Try listening to your intuition and see what happens when you take its cue!

A great way to start getting familiar with your intuition is to start small with “low risk” decisions at work or at home. Maybe as simple as deciding where to take the team for lunch, or what movie to watch with your partner. When a decision point arises, try to tune in, then take the option your intuition is telling you. Observe the result. This builds your muscle for tuning in and builds your experience in taking the actions it suggests. As you experiment you can reflect and fine-tune your ability to read yourself and build more confidence in the information your intuition provides. Over time you can begin to use it for choices that feel more “risky.”

Imagine yourself in future scenarios and observe

When you’re struggling to make a decision, imagine yourself having already made the decision to do X. For example, imagine you’ve already accepted the job (ex. you have the salary, the title, you’ve been at the desk with the window view for 3 months). Now, in this future hypothetical reality, how do you feel? Do this again for each option (ex. with the option of not accepting the job, or accepting a different job).
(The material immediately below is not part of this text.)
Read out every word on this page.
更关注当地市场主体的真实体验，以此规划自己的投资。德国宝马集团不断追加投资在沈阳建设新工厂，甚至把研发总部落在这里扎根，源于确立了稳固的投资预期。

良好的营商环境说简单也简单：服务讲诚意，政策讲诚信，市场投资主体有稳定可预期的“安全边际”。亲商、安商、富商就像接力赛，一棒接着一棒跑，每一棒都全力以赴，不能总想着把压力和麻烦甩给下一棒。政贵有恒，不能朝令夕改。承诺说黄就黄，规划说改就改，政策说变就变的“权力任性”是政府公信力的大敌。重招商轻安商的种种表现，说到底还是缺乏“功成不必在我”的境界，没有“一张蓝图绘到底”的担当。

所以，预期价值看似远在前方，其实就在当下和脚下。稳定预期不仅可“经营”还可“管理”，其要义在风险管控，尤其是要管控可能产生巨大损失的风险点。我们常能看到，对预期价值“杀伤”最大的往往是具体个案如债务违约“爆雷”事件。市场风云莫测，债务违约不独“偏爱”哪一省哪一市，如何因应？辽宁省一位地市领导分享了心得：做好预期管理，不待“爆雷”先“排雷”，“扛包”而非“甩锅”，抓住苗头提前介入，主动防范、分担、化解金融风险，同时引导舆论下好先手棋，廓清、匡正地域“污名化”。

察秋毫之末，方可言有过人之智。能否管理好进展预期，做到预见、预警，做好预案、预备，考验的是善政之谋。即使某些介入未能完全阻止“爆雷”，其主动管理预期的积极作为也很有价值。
Try to find the option that once taken feels the best. Note: just be aware of fear tripping you up. You can still take an action that feels good and is what you really want, but also have it be a bit scary - fear is often a normal part of stepping outside of your comfort zone or trying something new.

With all of this I’m certainly not saying we shouldn’t listen to our mind and logic when making decisions. But, sometimes our intuition can have a lot of helpful information to add to our decision-making process. And I, for one, on many past occasions in my professional life wished I had checked in and listened to it more.